Ian Vásquez

¿Es usted optimista o pesimista acerca del estado de la humanidad y el progreso humano?

A principios de año, me parece oportuno dar razones para tener una mirada positiva. Suelo intentar desengañar a los pesimistas, que son la mayoría, con evidencia abrumadora respecto de un sinnúmero de indicadores de bienestar humano y su mejoramiento alrededor del mundo.

Pero vale la pena hacer una pregunta más fundamental. ¿Importa la actitud que tiene la gente sobre el progreso? Los académicos están apreciando cada vez más el papel que juega la cultura en el desarrollo y, específicamente, el impacto que tienen las actitudes culturales sobre el mismo progreso.

Un novedoso estudio de Jared Rubin y coautores mide una mayor confianza en el progreso en la cultura británica a partir del siglo XVII. Examina 173.000 textos en Inglaterra durante cuatro siglos y encuentra un incremento notable en el lenguaje optimista y el relacionado con el progreso en el período de la revolución científica y la Ilustración. Los autores concluyen que “una evolución cultural en las actitudes hacia el potencial de la ciencia explica en parte la revolución industrial británica y su despegue económico”.

Esos resultados apoyan el trabajo de dos de los historiadores económicos más destacados del mundo. Uno es Joel Mokyr, que explica en su libro “La cultura del crecimiento” que la creencia en el progreso entre los científicos formó la base del subsiguiente crecimiento europeo. La otra es Deirdre McCloskey, cuyo trabajo influyó a Mokyr, pero que difiere de este porque indica que el despegue económico de Europa ocurrió únicamente cuando se dio un cambio cultural amplio que incluía a las masas, no solamente a las élites, y que iba más allá de la creencia en la ciencia para incluir la importancia de derechos básicos como parte del progreso.

En todo caso, se va acumulando la evidencia de que la creencia en el progreso influye en el mismo progreso. Por eso, la científica Ruxandra Teslo se preocupa de lo que parece ser un incremento en el pesimismo. Cita la ansiedad ascendente sobre el cambio climático y el supuesto excesivo crecimiento económico y de la población, entre otras preocupaciones, que han resultado en políticas y propuestas que limitan la innovación.

Esas tendencias, dice Teslo, “significan un cambio en el pensamiento de las élites hacia una excesiva precaución (seguridad), el escepticismo ante la tecnología y el pensamiento de suma cero”. El cambio hacia el pesimismo lo califica como “el reto ideológico definitivo de nuestro tiempo”. Si tales actitudes influyen en el progreso, no augura nada bueno para el futuro.

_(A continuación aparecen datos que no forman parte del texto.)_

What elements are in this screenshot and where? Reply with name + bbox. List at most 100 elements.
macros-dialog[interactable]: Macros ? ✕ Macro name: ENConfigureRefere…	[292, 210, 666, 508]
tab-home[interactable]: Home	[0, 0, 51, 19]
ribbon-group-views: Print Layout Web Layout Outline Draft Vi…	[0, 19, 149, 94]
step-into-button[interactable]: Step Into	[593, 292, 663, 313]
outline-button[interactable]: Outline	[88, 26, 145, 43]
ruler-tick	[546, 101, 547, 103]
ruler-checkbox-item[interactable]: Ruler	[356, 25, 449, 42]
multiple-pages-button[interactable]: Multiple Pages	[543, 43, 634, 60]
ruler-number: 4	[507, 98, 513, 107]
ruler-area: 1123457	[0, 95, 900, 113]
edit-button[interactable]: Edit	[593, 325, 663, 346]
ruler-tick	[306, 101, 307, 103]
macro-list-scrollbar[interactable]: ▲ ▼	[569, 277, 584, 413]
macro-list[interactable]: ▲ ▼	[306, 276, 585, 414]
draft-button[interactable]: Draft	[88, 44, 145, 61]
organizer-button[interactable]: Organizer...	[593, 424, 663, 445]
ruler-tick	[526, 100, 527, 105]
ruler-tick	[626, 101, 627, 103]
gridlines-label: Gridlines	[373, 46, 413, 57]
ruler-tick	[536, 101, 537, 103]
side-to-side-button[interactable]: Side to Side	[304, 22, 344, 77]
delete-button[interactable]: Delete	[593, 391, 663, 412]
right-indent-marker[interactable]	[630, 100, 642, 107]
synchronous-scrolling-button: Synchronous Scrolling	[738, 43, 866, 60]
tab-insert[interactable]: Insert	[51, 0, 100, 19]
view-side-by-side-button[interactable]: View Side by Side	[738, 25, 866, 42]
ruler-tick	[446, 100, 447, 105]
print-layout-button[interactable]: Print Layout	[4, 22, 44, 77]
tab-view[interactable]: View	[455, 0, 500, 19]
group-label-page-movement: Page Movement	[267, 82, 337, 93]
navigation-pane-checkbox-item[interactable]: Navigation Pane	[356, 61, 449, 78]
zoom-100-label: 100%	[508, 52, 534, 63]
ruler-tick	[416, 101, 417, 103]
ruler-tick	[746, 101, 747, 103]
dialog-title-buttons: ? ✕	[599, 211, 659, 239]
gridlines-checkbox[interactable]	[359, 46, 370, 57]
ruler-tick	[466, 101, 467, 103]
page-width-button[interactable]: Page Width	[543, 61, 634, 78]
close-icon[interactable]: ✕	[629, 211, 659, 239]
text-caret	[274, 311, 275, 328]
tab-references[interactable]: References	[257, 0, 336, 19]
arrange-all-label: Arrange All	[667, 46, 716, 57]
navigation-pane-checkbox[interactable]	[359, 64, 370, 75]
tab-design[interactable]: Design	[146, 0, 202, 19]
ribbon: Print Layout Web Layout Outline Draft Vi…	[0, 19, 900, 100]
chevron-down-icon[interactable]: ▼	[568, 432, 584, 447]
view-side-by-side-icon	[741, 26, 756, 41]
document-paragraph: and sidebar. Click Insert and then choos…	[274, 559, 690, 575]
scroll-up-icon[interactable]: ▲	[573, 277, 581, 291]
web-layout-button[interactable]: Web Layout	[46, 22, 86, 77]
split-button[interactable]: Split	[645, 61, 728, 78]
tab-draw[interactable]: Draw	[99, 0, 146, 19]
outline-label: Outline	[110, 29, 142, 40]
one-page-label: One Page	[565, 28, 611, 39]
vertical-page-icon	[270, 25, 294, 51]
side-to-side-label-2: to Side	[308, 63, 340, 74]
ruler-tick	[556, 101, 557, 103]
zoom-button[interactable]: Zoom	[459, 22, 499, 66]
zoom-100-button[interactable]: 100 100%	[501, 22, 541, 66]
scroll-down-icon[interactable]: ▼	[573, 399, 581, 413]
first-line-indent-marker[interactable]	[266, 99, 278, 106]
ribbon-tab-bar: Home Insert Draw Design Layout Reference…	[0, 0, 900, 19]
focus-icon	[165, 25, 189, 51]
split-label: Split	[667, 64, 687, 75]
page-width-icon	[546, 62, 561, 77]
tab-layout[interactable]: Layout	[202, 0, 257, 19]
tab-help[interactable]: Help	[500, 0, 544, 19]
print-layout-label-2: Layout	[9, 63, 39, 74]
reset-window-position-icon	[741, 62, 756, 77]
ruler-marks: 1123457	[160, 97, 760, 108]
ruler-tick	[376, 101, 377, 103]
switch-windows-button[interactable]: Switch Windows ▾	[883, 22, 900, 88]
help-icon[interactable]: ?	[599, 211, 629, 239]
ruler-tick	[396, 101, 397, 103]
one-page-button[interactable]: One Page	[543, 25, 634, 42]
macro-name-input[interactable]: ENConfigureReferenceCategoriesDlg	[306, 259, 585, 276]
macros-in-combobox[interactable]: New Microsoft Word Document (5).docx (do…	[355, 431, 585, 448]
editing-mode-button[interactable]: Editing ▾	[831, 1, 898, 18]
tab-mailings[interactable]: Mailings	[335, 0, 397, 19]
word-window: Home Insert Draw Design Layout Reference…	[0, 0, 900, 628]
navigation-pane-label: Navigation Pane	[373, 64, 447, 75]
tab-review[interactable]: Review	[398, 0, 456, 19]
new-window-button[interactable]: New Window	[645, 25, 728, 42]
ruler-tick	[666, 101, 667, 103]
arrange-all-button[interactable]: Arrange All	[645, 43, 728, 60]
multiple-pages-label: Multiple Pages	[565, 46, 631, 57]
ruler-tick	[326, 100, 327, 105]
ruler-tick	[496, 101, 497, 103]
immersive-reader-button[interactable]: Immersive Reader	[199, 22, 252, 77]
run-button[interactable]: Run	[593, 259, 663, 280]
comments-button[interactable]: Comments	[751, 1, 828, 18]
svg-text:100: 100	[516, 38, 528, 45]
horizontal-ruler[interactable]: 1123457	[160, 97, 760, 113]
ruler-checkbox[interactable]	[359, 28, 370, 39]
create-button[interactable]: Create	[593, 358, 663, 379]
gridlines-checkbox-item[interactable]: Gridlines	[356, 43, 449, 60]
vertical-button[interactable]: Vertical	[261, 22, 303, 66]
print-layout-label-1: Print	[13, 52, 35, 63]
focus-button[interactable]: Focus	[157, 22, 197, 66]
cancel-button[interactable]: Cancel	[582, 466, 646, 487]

John Burn-Murdoch del London School of Economics resume estos escritos y provee más evidencia. Él revisa millones de libros británicos y españoles y encuentra que, en ambos casos, cambios culturales favorables al progreso precedieron al crecimiento económico, un patrón que ocurrió mucho antes en el caso británico. Es más, Burn-Murdoch actualiza la data hasta la fecha. Encuentra que, en las décadas recientes, el lenguaje relacionado con el pesimismo ha incrementado notablemente, mientras que los términos asociados con el progreso han decaído un 25%. Una falta de optimismo racional reduce la creencia de que podemos resolver los grandes problemas de nuestros tiempos. Esto deriva también en propuestas que limitan tanto la creación de riqueza como las opciones para tratar los problemas. El rechazo reaccionario a la energía nuclear, entre las más seguras y verdes fuentes de energía que existen, es un ejemplo de tal mentalidad.

Ya en el siglo XIX, el historiador británico Thomas Babington Macaulay observó la tendencia entre ciertas personas que en nuestro tiempo aparentemente se ha acrecentado y que le llevó a preguntar: “¿en qué se basa el principio de que, con solamente mejoras a nuestras espaldas, no podemos esperar más que deterioro ante nosotros?”.

Hay que ser optimistas para que el futuro siga mejorando.